L’auteur se penche ici sur les premiers contacts entre une communauté juive hassidique et la population d’ascendance catholique et francophone de Sainte-Thérèse-Ouest, une municipalité rurale en pleine expansion industrielle. Selon lui, le contexte de la Révolution tranquille, caractérisé par une importante diminution de la pratique du catholicisme et par un mouvement d’affirmation nationale dont le vecteur principal est la langue française, favorise une ouverture nouvelle sur le judaïsme. Il s’agit de comprendre comment l’orthodoxie juive trouve un espace d’affirmation dans la modernité émergente du Québec, et de constater comment les Tasher composent avec les mécanismes de l’époque contemporaine pour mieux se prémunir contre ses périls.

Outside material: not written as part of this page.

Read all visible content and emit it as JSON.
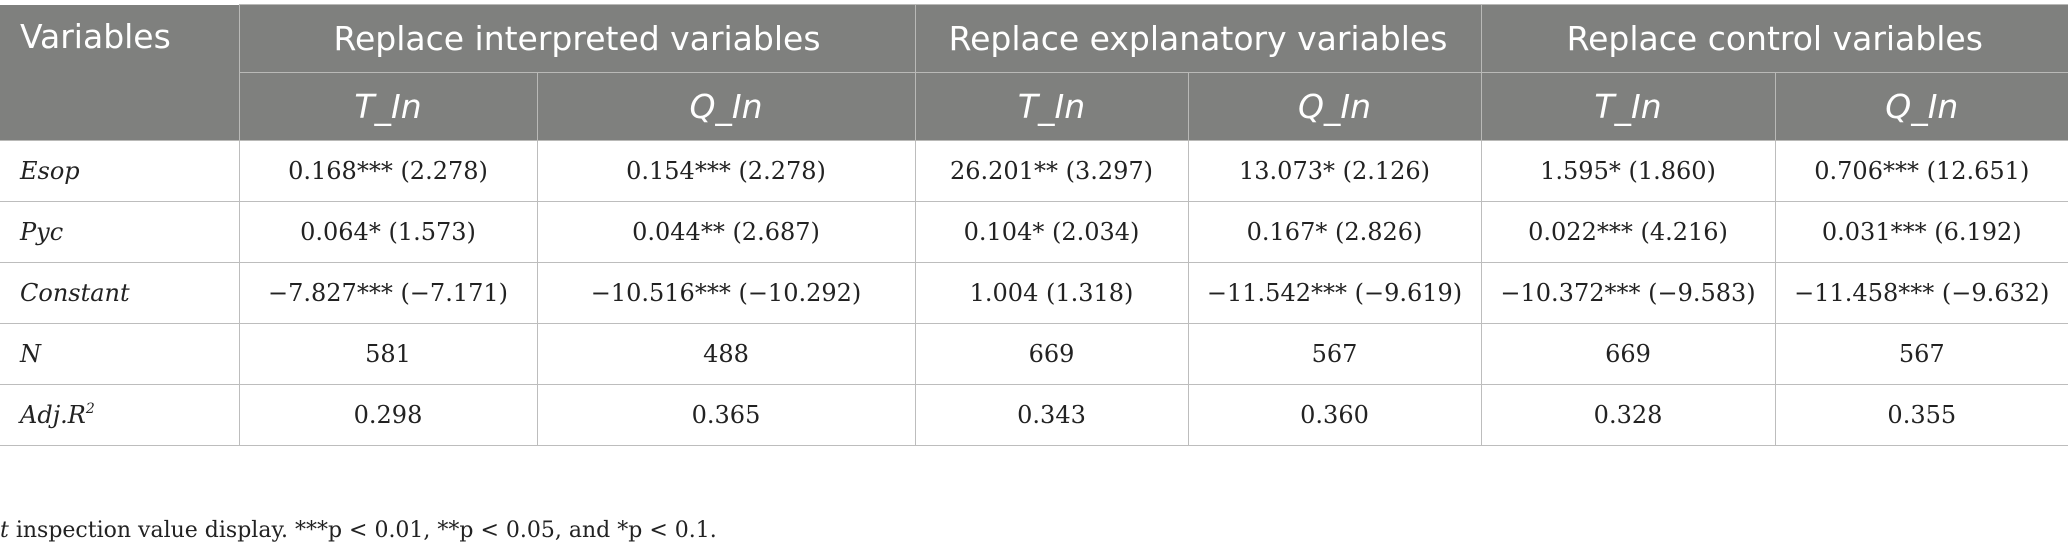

This article focusses on the first contacts between a Hasidic Jewish community and the Catholic and Francophone population of Sainte-Thérèse-Ouest, a rural municipality in the midst of industrial expansion. The context of the Quiet Revolution, which was marked by a significant lessening of Catholicism and a movement of national affirmation mainly driven by the French language, promoted a new openness toward Judaism. The article explores how the Tasher community dealt with the contemporary era’s mechanisms to better protect themselves against its perils.

Author Biography

Simon-Pierre Lacasse, Université d’Ottawa
Simon-Pierre Lacasse est doctorant en histoire à l’Université d’Ottawa. L’auteur voudrait exprimer sa gratitude envers Pierre Anctil, qui dirigea la thèse de maitrise à partir de laquelle fut tiré l’essentiel de la matière présentée dans cet article. Ses conseils judicieux et son appui indéfectible ont su stimuler la réflexion de l’auteur tout au long de cette recherche. Il remercie aussi M. Aimé et Mme Denise Dion de l’avoir accueilli à leur domicile et d’avoir partagé leur expérience d’avoir vécu depuis 1964 auprès des Tasher. Également, les commentaires et les travaux de Samuel Grossberger, journaliste à l’hebdomadaire Der Moment, furent essentiels à intégrer un point de vue hassidique à ce récit. Finalement, merci à Steven Lapidus d’avoir initié l’intérêt de l’auteur pour l’étude de la communauté juive orthodoxe et de s’être montré toujours disponible à partager ses vastes connaissances sur le sujet.